Review: Outdoor dining at DiAnoia’s Eatery | Food | Pittsburgh | Pittsburgh City Paper

Review: Outdoor dining at DiAnoia’s Eatery

click to enlarge Review: Outdoor dining at DiAnoia’s Eatery
CP Photo: Maggie Weaver
Branzino and pasta at DiAnoia’s Eatery
DiAnoia’s Eatery is the second restaurant I have dined at since the March shutdowns.

Sitting down in the restaurant’s patio expansion — a pergola-covered, semi-enclosed line of spaced-out tables next to the parking lot of Pizzeria Davide — felt both ordinary and strange at the same time. But despite this, and the fact that DiAnoia’s runs take-out, curbside pickup for dinner boxes, and outdoor dining simultaneously, the service and food was exceptional.

The restaurant has pared down its menu in line with the pandemic — I assume, to keep food costs down with a low number of guests — which I appreciated. Otherwise, I might have sat all night debating between dishes.

The night started off with a smattering of small plates. I paired fresh bread, DiAnoia’s top-notch pizza dough bubbled into a giant, thin but still spongy, charred loaf, with whipped ricotta and meatballs. The ricotta, doused in olive oil, was smooth and light, its consistency slightly thinner than a typical ricotta, but as light as Cool Whip. Meatballs, a DiAnoia’s staple, were as rustic and homey as I hoped.

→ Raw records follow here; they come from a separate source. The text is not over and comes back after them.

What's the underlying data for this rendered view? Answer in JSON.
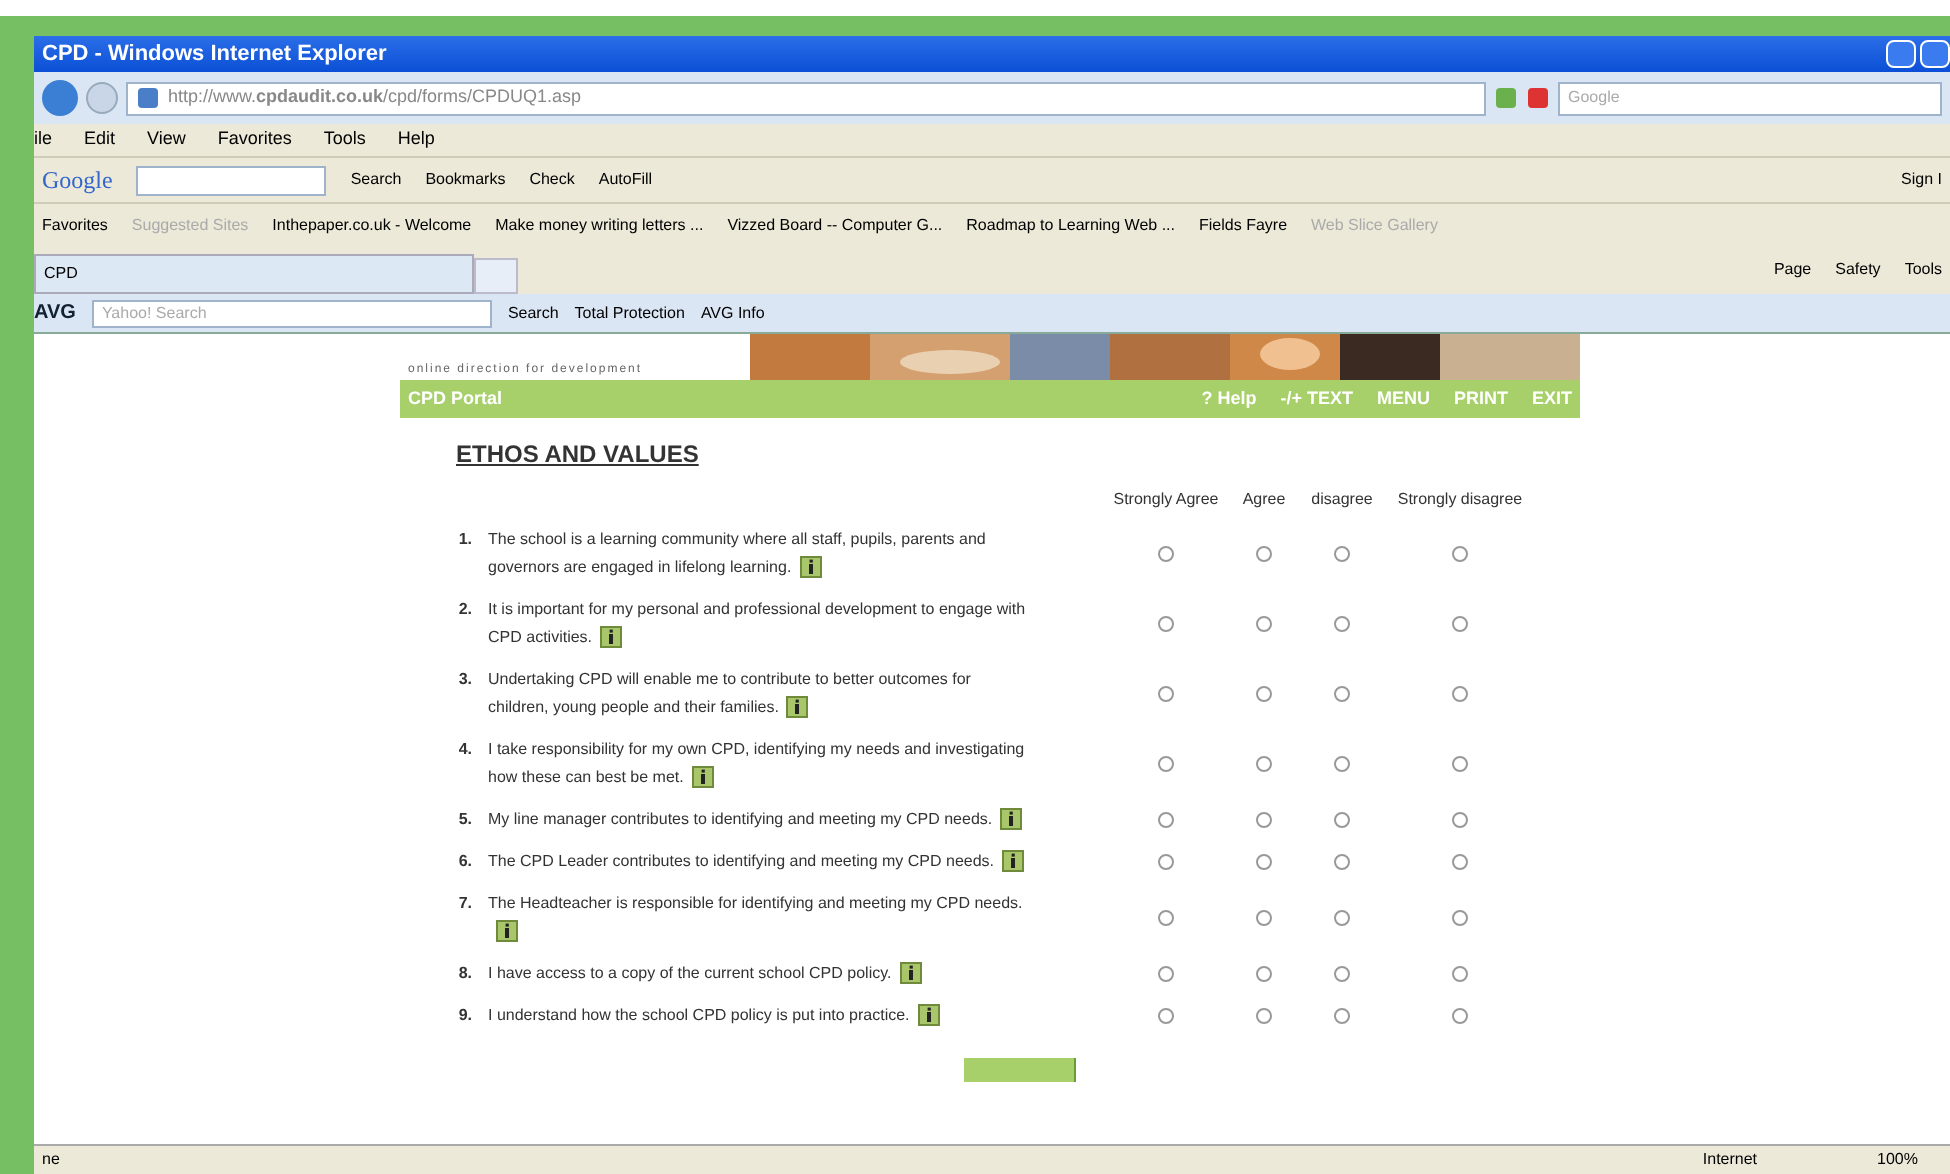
{
  "window": {
    "title": "CPD - Windows Internet Explorer"
  },
  "address": {
    "url": "http://www.**cpdaudit.co.uk**/cpd/forms/CPDUQ1.asp",
    "search_placeholder": "Google"
  },
  "menu": [
    "ile",
    "Edit",
    "View",
    "Favorites",
    "Tools",
    "Help"
  ],
  "google_toolbar": {
    "logo": "Google",
    "items": [
      "Search",
      "Bookmarks",
      "Check",
      "AutoFill"
    ],
    "sign_in": "Sign I"
  },
  "favorites_bar": {
    "label": "Favorites",
    "items": [
      {
        "text": "Suggested Sites",
        "disabled": true
      },
      {
        "text": "Inthepaper.co.uk - Welcome",
        "disabled": false
      },
      {
        "text": "Make money writing letters ...",
        "disabled": false
      },
      {
        "text": "Vizzed Board -- Computer G...",
        "disabled": false
      },
      {
        "text": "Roadmap to Learning Web ...",
        "disabled": false
      },
      {
        "text": "Fields Fayre",
        "disabled": false
      },
      {
        "text": "Web Slice Gallery",
        "disabled": true
      }
    ]
  },
  "tab": {
    "title": "CPD"
  },
  "command_bar": [
    "Page",
    "Safety",
    "Tools"
  ],
  "avg_toolbar": {
    "logo": "AVG",
    "search_placeholder": "Yahoo! Search",
    "items": [
      "Search",
      "Total Protection",
      "AVG Info"
    ]
  },
  "page": {
    "tagline": "online direction for development",
    "portal_bar": {
      "title": "CPD Portal",
      "links": [
        "? Help",
        "-/+ TEXT",
        "MENU",
        "PRINT",
        "EXIT"
      ]
    },
    "heading": "ETHOS AND VALUES",
    "columns": [
      "Strongly Agree",
      "Agree",
      "disagree",
      "Strongly disagree"
    ],
    "questions": [
      {
        "number": "1.",
        "text": "The school is a learning community where all staff, pupils, parents and governors are engaged in lifelong learning.",
        "answers": [
          {
            "selected": false
          },
          {
            "selected": false
          },
          {
            "selected": false
          },
          {
            "selected": false
          }
        ]
      },
      {
        "number": "2.",
        "text": "It is important for my personal and professional development to engage with CPD activities.",
        "answers": [
          {
            "selected": false
          },
          {
            "selected": false
          },
          {
            "selected": false
          },
          {
            "selected": false
          }
        ]
      },
      {
        "number": "3.",
        "text": "Undertaking CPD will enable me to contribute to better outcomes for children, young people and their families.",
        "answers": [
          {
            "selected": false
          },
          {
            "selected": false
          },
          {
            "selected": false
          },
          {
            "selected": false
          }
        ]
      },
      {
        "number": "4.",
        "text": "I take responsibility for my own CPD, identifying my needs and investigating how these can best be met.",
        "answers": [
          {
            "selected": false
          },
          {
            "selected": false
          },
          {
            "selected": false
          },
          {
            "selected": false
          }
        ]
      },
      {
        "number": "5.",
        "text": "My line manager contributes to identifying and meeting my CPD needs.",
        "answers": [
          {
            "selected": false
          },
          {
            "selected": false
          },
          {
            "selected": false
          },
          {
            "selected": false
          }
        ]
      },
      {
        "number": "6.",
        "text": "The CPD Leader contributes to identifying and meeting my CPD needs.",
        "answers": [
          {
            "selected": false
          },
          {
            "selected": false
          },
          {
            "selected": false
          },
          {
            "selected": false
          }
        ]
      },
      {
        "number": "7.",
        "text": "The Headteacher is responsible for identifying and meeting my CPD needs.",
        "answers": [
          {
            "selected": false
          },
          {
            "selected": false
          },
          {
            "selected": false
          },
          {
            "selected": false
          }
        ]
      },
      {
        "number": "8.",
        "text": "I have access to a copy of the current school CPD policy.",
        "answers": [
          {
            "selected": false
          },
          {
            "selected": false
          },
          {
            "selected": false
          },
          {
            "selected": false
          }
        ]
      },
      {
        "number": "9.",
        "text": "I understand how the school CPD policy is put into practice.",
        "answers": [
          {
            "selected": false
          },
          {
            "selected": false
          },
          {
            "selected": false
          },
          {
            "selected": false
          }
        ]
      }
    ]
  },
  "status_bar": {
    "text": "ne",
    "zone": "Internet",
    "zoom": "100%"
  }
}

Escarole, beans, and sausage, DiAnoia’s play on the classic greens and beans, was one of my favorite dishes of the evening. Their stock was thick as gravy, matched with mild white beans and tender greens. A spicy kick was a nice finishing touch, but it was the rich note from the housemade sausage that won me over.
click to enlarge Review: Outdoor dining at DiAnoia’s Eatery
CP Photo: Maggie Weaver
Bread, meatballs, and ricotta at DiAnoia’s Eatery
Two more seasonal delights, heirloom tomato tripoline and a half branzino, followed. DiAnoia’s managed to keep the branzino, a thin, flaky fish, juicy with a crispy skin. It was matched simply with gorgeous roasted tomatoes and potatoes.

The pasta was one of those dishes that had me returning for one more bite, even though I was on the edge of becoming too full. It was summer pasta at its finest, the sauce light, peppered with tomatoes, and finished off with a zing from fresh basil. The tripolini was thick and beautifully spiraled, sauce clinging to each noodle’s ribboned edges.

Zeppoles — sugar-dusted Italian doughnuts that punched with lemon — and a cannoli cheesecake capped the meal. The cheesecake was exactly like a cannoli, the texture cool, creamy, and a bit softer than expected. Pistachios and chocolate chips added a nice crunch to the rich filling.

DiAnoia’s is giving the city a delicious — and safe — dining experience. Though takeout will still be my go-to for the foreseeable future, the eatery is one of the many establishments proving that safe service, for staff and diners, is possible.

DiAnoia’s Eatery. 2429 Penn Ave., Strip District.